Speaking from his lovely semi-detatched mock tudor maisonette in Pinner while leaning on the mantelpiece and enjoying a pipeful of rough shag, Derek Tweed proclaimed himself ‘delighted’ that the Common Entrance Exam is to be reinstated, thus disabusing uppity oiks of any futile aspirations to changing their lot in life. ‘It brings back the pre-war spirit of rigid class distinction and rickets,’ he said.
His twin sons Jarvis, 11 and Woodrow, 32, echoed their father’s positive endorsement of the Education secretary’s plans, Jarvis plaintively enquiring; ‘Please, papa, if I fail the exam does it mean I’ll have to go to school with the poor, dirty rough working class boys?’ to which Mr Tweed laughed heartily, displaying teeth yellowed by decades of Socialist dentistry.
His wife Rubella, paused in her straightening of the antimacassars and listening to the Light Programme to remark; ‘I’d like to have an opinion on this, but my head is too addled with bebop jazz and knitting patterns.’ In response to which she was thrashed affectionately by Mr Tweed for talking out of turn.

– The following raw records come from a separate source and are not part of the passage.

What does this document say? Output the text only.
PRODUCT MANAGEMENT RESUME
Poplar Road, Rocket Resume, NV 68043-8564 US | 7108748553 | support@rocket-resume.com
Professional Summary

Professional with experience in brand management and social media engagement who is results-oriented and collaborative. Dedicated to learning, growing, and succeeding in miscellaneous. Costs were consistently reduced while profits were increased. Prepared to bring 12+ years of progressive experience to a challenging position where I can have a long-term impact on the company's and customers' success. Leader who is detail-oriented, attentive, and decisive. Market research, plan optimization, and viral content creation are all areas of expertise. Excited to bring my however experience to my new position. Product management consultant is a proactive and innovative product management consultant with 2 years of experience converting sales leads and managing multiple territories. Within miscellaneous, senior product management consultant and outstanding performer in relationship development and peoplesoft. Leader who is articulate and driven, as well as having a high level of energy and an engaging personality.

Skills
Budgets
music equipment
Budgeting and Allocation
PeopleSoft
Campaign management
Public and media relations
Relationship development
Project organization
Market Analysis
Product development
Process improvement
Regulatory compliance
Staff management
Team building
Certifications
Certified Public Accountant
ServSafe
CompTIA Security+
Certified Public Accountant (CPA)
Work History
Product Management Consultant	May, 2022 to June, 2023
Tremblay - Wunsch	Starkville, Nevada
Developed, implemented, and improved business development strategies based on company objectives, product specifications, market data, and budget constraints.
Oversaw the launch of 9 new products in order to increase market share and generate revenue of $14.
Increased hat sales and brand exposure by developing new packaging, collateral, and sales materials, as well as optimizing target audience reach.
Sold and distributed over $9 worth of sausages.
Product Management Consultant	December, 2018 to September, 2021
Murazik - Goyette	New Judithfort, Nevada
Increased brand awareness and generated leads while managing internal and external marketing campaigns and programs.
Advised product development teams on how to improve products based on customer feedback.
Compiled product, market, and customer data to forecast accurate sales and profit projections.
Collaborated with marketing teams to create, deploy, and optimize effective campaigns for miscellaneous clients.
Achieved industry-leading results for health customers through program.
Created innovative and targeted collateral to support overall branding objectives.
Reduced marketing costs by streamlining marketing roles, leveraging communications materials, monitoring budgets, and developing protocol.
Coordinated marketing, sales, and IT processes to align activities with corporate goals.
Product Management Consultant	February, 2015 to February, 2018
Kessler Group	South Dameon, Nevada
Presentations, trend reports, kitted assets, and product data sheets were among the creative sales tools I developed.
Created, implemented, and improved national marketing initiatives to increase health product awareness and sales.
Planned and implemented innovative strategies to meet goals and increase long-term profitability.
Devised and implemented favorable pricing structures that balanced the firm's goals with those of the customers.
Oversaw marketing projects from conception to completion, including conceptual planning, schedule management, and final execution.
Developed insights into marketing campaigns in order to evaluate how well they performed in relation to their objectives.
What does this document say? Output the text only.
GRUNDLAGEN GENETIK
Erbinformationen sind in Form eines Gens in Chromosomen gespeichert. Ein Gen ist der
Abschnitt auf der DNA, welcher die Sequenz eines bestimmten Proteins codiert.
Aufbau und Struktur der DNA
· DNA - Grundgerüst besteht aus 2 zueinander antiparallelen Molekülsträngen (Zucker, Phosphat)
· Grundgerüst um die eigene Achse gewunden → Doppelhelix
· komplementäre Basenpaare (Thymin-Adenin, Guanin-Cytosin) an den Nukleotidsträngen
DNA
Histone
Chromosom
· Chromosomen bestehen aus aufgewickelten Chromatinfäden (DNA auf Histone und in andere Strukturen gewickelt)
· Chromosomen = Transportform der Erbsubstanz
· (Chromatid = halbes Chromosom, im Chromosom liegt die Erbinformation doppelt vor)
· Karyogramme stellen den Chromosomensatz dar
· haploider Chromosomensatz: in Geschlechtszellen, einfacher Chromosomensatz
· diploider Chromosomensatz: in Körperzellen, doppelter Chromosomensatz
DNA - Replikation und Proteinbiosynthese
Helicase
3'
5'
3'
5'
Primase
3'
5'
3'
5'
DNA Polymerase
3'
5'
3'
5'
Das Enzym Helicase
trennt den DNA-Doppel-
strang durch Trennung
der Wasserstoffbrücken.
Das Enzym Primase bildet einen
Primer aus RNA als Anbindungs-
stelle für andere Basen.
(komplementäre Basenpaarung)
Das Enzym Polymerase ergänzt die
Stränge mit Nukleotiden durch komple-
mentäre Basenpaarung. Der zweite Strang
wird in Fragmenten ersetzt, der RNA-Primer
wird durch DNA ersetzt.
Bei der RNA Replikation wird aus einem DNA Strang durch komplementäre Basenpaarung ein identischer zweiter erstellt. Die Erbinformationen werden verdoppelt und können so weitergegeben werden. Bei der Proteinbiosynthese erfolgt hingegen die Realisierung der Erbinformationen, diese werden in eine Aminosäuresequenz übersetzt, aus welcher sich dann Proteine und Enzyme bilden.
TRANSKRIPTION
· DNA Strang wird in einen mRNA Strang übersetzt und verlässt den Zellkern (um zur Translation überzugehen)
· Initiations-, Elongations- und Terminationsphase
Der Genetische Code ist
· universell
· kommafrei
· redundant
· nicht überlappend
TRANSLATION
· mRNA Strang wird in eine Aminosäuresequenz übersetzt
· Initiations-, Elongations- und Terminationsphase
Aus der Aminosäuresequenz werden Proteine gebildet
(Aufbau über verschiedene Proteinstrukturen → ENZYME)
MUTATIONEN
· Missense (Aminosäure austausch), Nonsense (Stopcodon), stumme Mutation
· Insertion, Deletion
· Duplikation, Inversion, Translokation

Speaking from his terraced Anderson shelter in Pimlico, Earwax Gatherer Reg Garboyle commented; ‘It’s a grand day for us lower orders and no error. My daughter Ryvita keeps sayin’ she wants to run orf to Soho and get a job in a coffee bar scoopin’ froth off of the cappuccinos of them celebrities like Gilbert Harding and Pete Murray. I tells ‘er if Earwax is good enough for me and her mum its good enough for ‘er. I didn’t come back from Tobruk with Bakelite knees for ‘er to get ideas above ‘er proper station.’
The education secretary’s plans are expected to be followed by further legislation reintroducing National Service, Jack Hawkins and restricting homosexuality to its traditional homes in the Church of England and the Boy Scout Movement. Muffin the Mule is also to be criminalised, again.